IHEC / ihec-ecosystems

This repo is for code and documentation associated with the ihec-ecosystems working group
Apache License 2.0
5 stars 6 forks source link

Ontology validation #48

Closed zxenia closed 4 years ago

zxenia commented 5 years ago

This PR addresses the issue of ontology validation.

The goals are:

  1. to validate that only six accepted ontologies used

  2. to check that all used ontology terms are valid terms

Five out of six accepted ontologies are validated via Ontology Lookup API service

One - NCI Metathesaurus - doesn't provide an API service. Therefore there is no validation of NCI terms for now.

Ontology validation takes a CURIE as an input, despite the schema has not been updated yet (PR #37 is open). It doesn't validate CURIE format, this I think should be done on schema spec level (e.g. a regex pattern).

Note: Current branch is a feature branch from validator_reports

sitag commented 4 years ago

@zxenia

too many commits to review each individual one.

this is a possibly a bug: https://github.com/IHEC/ihec-ecosystems/blob/validate_ontology/IHEC_Data_Hub/ontology_lookup.py#L54-L61

i don't see what stops current_ontology == rule_ontology from being None == None? this will evaluate to true and not do any validation.

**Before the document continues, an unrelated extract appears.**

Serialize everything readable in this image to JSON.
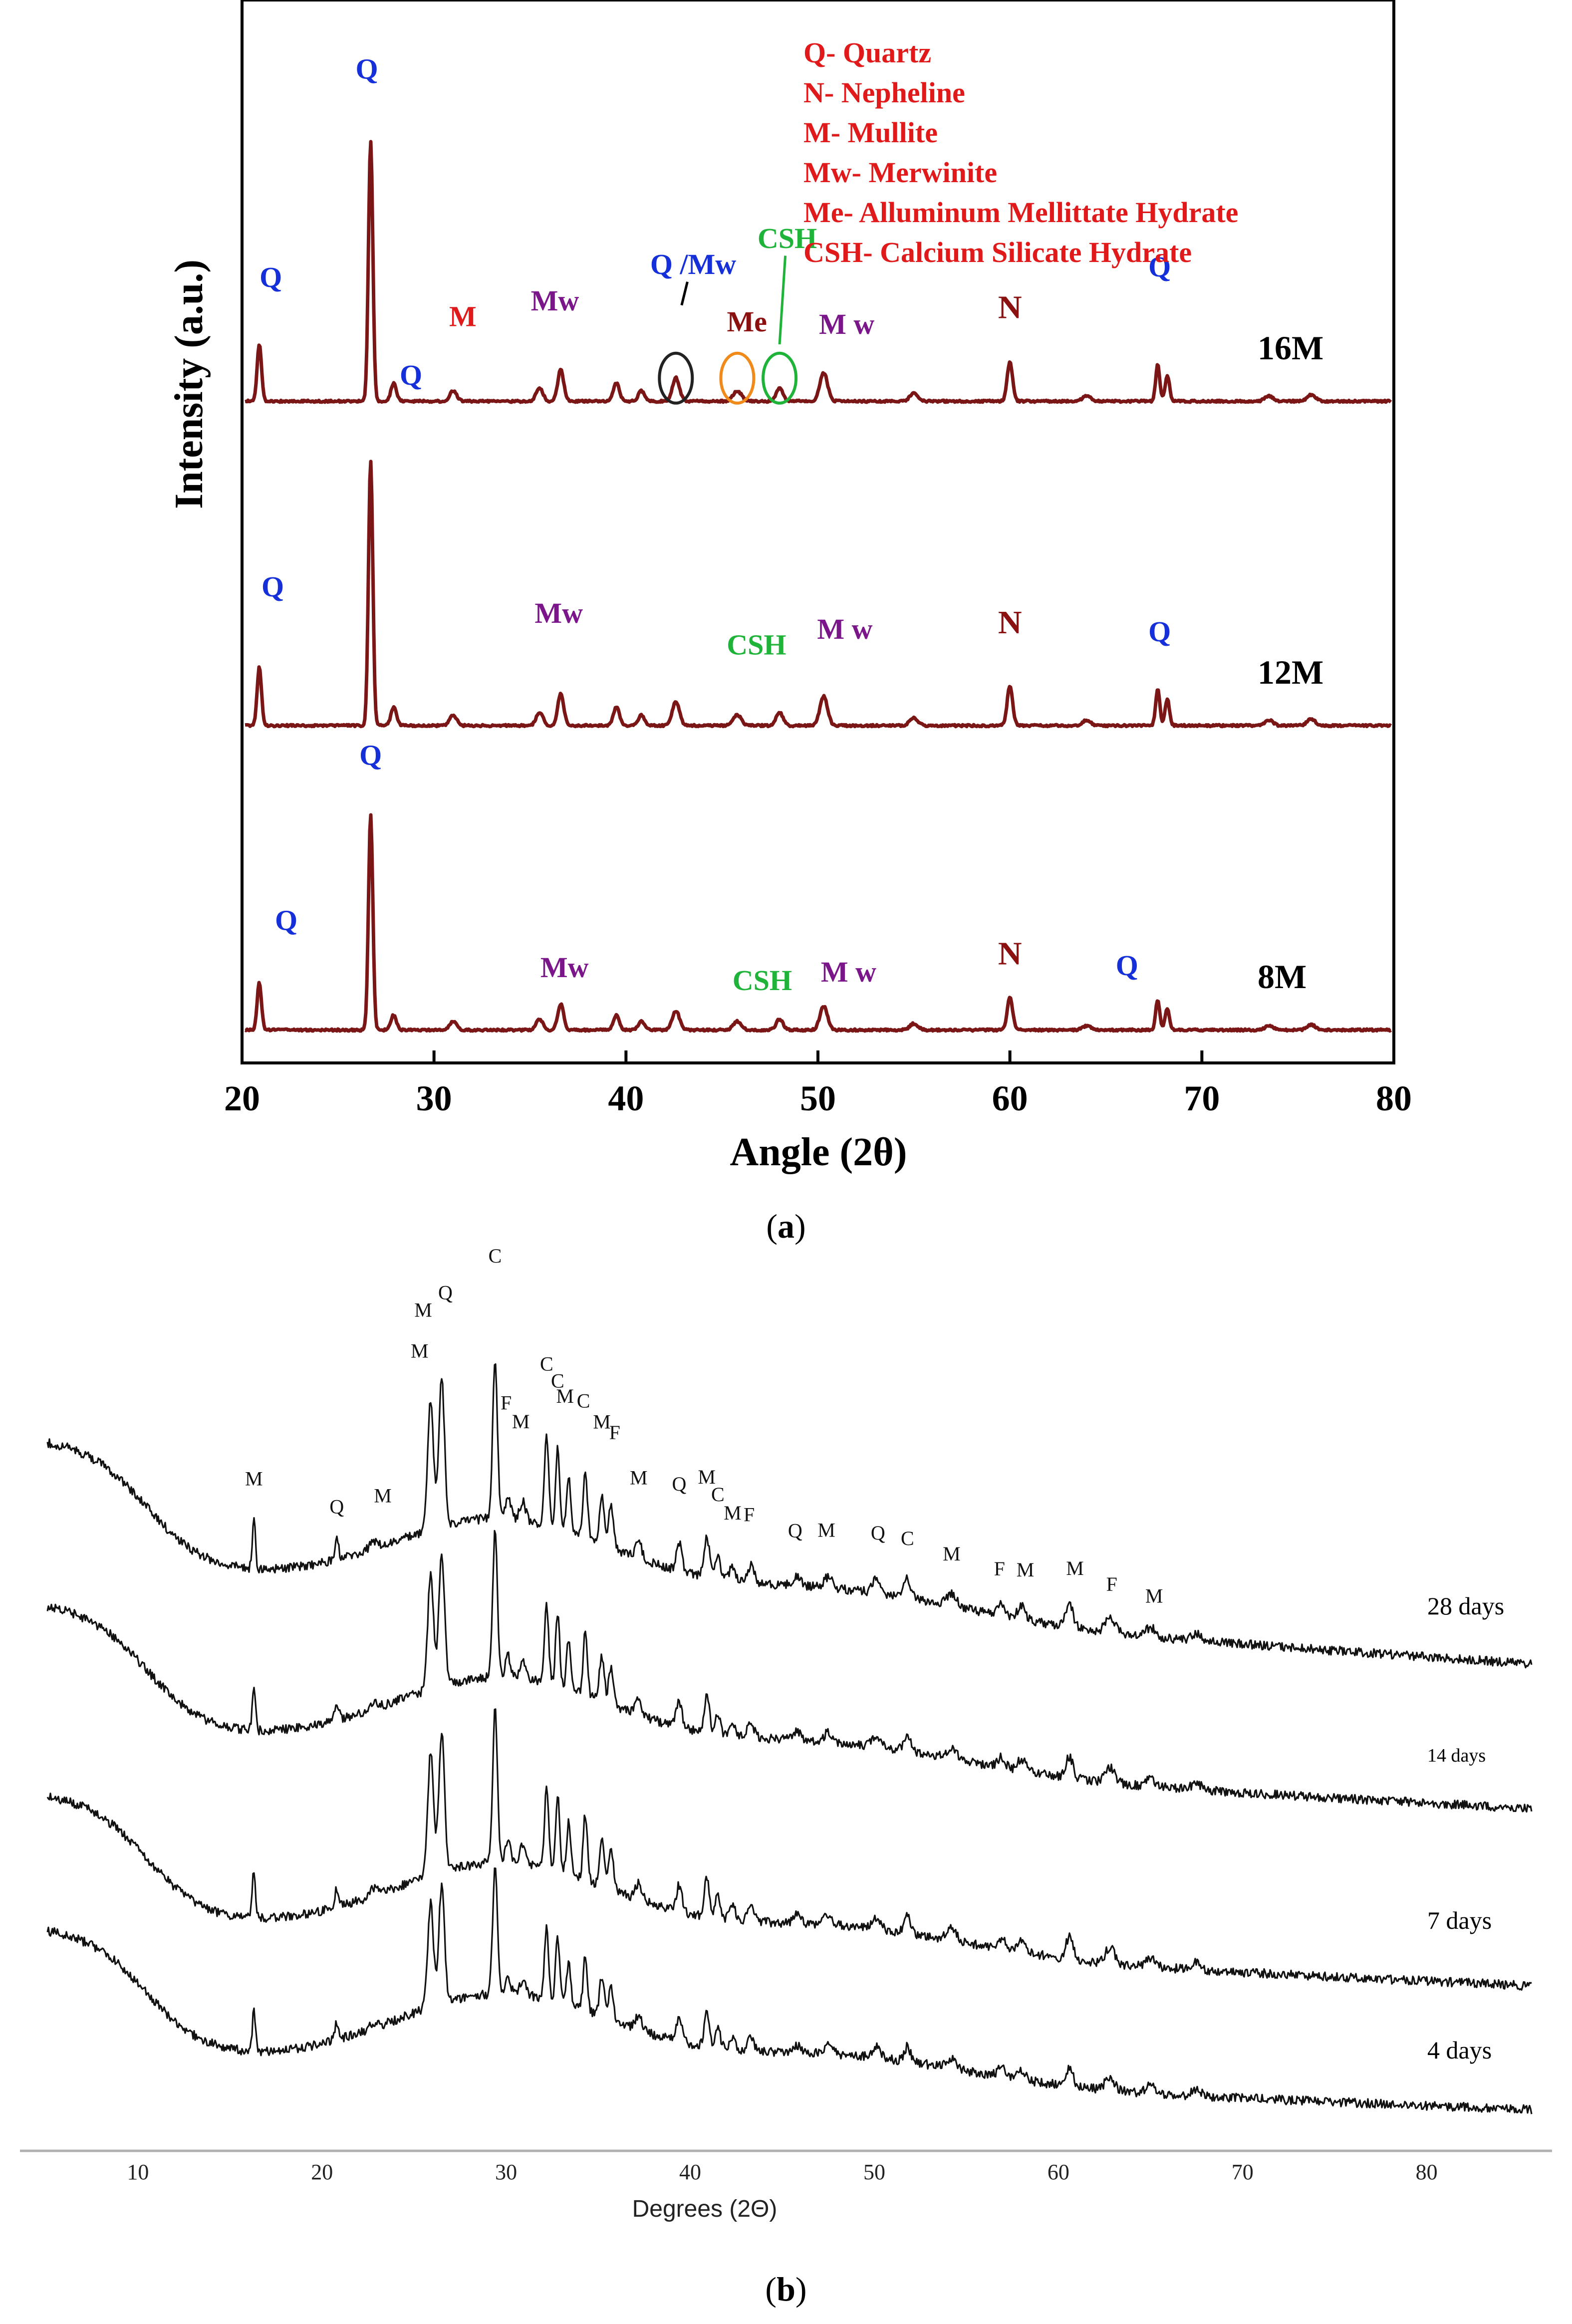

https://github.com/IHEC/ihec-ecosystems/blob/validate_ontology/IHEC_Data_Hub/ontology_lookup.py#L41

can you change it so it does not return a partially filled hash?

can you separate the logging from functionality for each function:

def log(self, x):
    logging.getLogger()....

then self.log(msg) , so the api user can control it.

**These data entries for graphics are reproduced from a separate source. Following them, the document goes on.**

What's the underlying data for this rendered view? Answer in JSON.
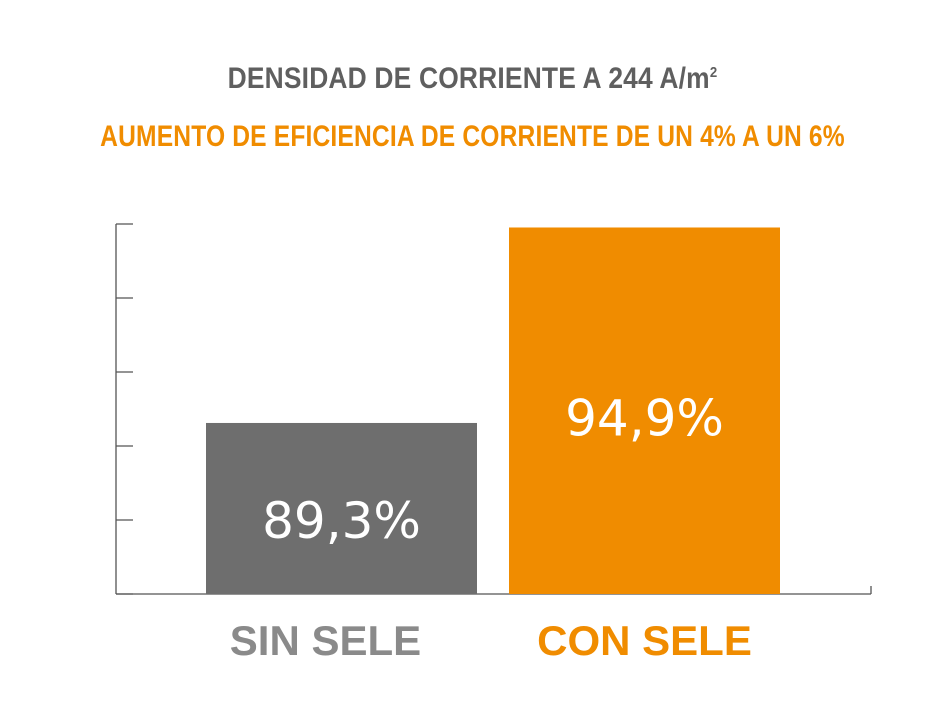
{
  "header": {
    "title_main": "DENSIDAD DE CORRIENTE A 244 A/m",
    "title_superscript": "2",
    "subtitle": "AUMENTO DE EFICIENCIA DE CORRIENTE DE UN 4% A UN 6%"
  },
  "colors": {
    "title": "#5f5f5f",
    "accent": "#f08c00",
    "bar_gray": "#6e6e6e",
    "axis": "#555555"
  },
  "chart_data": {
    "type": "bar",
    "categories": [
      "SIN SELE",
      "CON SELE"
    ],
    "values": [
      89.3,
      94.9
    ],
    "data_labels": [
      "89,3%",
      "94,9%"
    ],
    "bar_colors": [
      "#6e6e6e",
      "#f08c00"
    ],
    "category_label_colors": [
      "#8a8a8a",
      "#f08c00"
    ],
    "ylim": [
      84.4,
      95.0
    ],
    "y_tick_count": 6,
    "grid": false,
    "legend": "none"
  }
}
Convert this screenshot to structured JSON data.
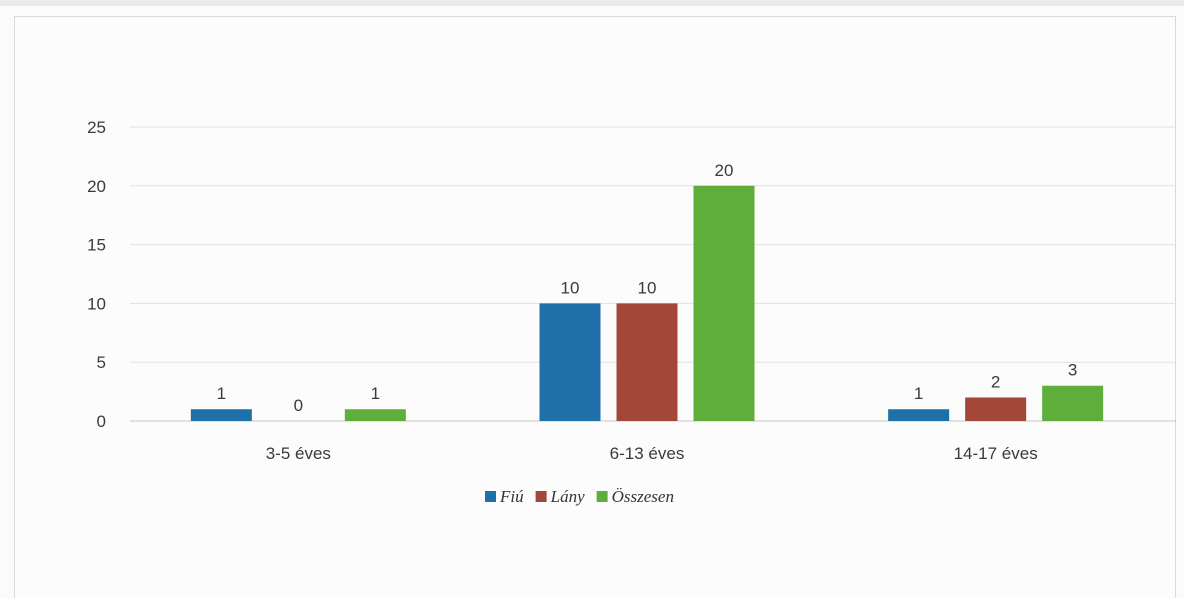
{
  "chart_data": {
    "type": "bar",
    "categories": [
      "3-5 éves",
      "6-13 éves",
      "14-17 éves"
    ],
    "series": [
      {
        "name": "Fiú",
        "values": [
          1,
          10,
          1
        ],
        "color": "#1f6fa8"
      },
      {
        "name": "Lány",
        "values": [
          0,
          10,
          2
        ],
        "color": "#a3473b"
      },
      {
        "name": "Összesen",
        "values": [
          1,
          20,
          3
        ],
        "color": "#5fae3b"
      }
    ],
    "ylim": [
      0,
      25
    ],
    "yticks": [
      0,
      5,
      10,
      15,
      20,
      25
    ],
    "grid": true,
    "legend": "bottom",
    "title": "",
    "xlabel": "",
    "ylabel": ""
  }
}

i would have written this as a service instead of per term, but i can wrap it as one, so your call.

zxenia commented 4 years ago

Hi @sitag ,

  1. rule_ontology can't be None. The method relies on the current metadata spec: it takes ontology_type which is a key in schema (e.g. 'sample_ontology_curie') , then the values of 'ontology_type' are set in ontology_rules - those are taken from the metadata spec.

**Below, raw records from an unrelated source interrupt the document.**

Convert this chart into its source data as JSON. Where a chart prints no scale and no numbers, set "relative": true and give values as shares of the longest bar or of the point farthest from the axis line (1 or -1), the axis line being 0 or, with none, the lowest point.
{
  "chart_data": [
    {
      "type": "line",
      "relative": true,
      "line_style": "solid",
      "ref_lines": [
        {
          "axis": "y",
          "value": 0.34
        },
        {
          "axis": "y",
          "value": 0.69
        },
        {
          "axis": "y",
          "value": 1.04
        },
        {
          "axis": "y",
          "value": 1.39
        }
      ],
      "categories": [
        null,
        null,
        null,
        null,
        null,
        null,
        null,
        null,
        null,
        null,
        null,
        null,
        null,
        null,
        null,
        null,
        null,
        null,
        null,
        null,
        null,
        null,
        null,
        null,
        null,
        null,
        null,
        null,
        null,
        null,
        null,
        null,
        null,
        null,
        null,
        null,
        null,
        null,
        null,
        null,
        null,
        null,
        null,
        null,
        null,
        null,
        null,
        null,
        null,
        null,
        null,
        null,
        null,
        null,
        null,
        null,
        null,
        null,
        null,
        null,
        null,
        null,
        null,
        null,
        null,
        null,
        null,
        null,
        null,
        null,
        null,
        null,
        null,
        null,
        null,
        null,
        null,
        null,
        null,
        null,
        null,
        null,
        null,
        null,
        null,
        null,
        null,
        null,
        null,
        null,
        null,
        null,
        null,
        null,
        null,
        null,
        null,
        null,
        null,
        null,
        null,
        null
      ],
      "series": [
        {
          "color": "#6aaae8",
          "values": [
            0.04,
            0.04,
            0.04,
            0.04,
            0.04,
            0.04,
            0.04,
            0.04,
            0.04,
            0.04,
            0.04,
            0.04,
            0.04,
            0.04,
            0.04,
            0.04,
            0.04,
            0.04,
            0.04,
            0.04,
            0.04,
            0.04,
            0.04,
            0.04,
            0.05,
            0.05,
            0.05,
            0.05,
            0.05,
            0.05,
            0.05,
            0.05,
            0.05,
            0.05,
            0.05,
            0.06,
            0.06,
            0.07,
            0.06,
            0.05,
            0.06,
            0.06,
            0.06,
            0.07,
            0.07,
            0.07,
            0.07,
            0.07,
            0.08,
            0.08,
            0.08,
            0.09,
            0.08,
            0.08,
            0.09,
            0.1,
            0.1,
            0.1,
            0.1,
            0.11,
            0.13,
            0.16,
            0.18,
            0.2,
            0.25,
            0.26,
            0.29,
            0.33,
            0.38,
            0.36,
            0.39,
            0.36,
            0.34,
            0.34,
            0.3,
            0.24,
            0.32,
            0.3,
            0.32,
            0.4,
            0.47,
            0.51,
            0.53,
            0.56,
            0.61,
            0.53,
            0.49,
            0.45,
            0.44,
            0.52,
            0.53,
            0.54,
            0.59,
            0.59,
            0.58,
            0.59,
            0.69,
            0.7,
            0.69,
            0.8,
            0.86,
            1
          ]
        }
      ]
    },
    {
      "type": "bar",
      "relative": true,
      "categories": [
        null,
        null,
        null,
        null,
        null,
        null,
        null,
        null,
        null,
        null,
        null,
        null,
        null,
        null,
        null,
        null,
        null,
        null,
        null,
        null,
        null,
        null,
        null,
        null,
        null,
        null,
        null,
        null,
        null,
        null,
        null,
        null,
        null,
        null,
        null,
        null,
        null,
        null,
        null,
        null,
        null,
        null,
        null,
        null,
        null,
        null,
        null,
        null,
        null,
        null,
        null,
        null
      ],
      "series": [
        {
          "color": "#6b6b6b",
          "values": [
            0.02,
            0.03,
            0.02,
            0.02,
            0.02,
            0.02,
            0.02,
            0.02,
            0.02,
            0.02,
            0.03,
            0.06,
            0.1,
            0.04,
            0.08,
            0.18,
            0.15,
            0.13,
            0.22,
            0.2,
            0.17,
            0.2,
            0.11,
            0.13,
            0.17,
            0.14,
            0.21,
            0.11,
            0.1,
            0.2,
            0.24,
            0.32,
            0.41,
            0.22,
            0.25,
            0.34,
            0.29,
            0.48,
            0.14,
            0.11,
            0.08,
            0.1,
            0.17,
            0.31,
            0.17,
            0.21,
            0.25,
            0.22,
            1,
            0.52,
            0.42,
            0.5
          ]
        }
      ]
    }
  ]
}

  2. can you change it so it does not return a partially filled hash?

    Could you give me an example here, I can't reproduce it. Currently, it is expected that the curie has been validated by json schema - we have the regex pattern check for curie. So it takes a valid curie in the form of e.g. uberon:0013540, splits it and returns dict {'ontology_name': 'uberon', 'curie': '0013540'}

sitag commented 4 years ago

@zxenia But you never check that parameter 'ontology_type' to the function is actually in the hash; if I use this as a library and pass something wrong in there then that error should not quietly pass. It would make it very hard to debug. You need to raise an error if it's not in the hash, instead of quietly using None. In general, KeyErrors are meaningful, and using .get hides them.

zxenia commented 4 years ago

Hi @sitag, I added a logger method for OntologyLookup, you can mute the logs and pass your error messages.

All logs from ontology_lookup and validateOntologies() can be muted by setting: logging.getLogger('ontology_lookup').disabled = True

logging.getLogger('validateOntologies').disabled = True

or setting the logs level

logging.getLogger('ontology_lookup').setLevel(logging.ERROR)

sitag commented 4 years ago

@zxenia looks okay to me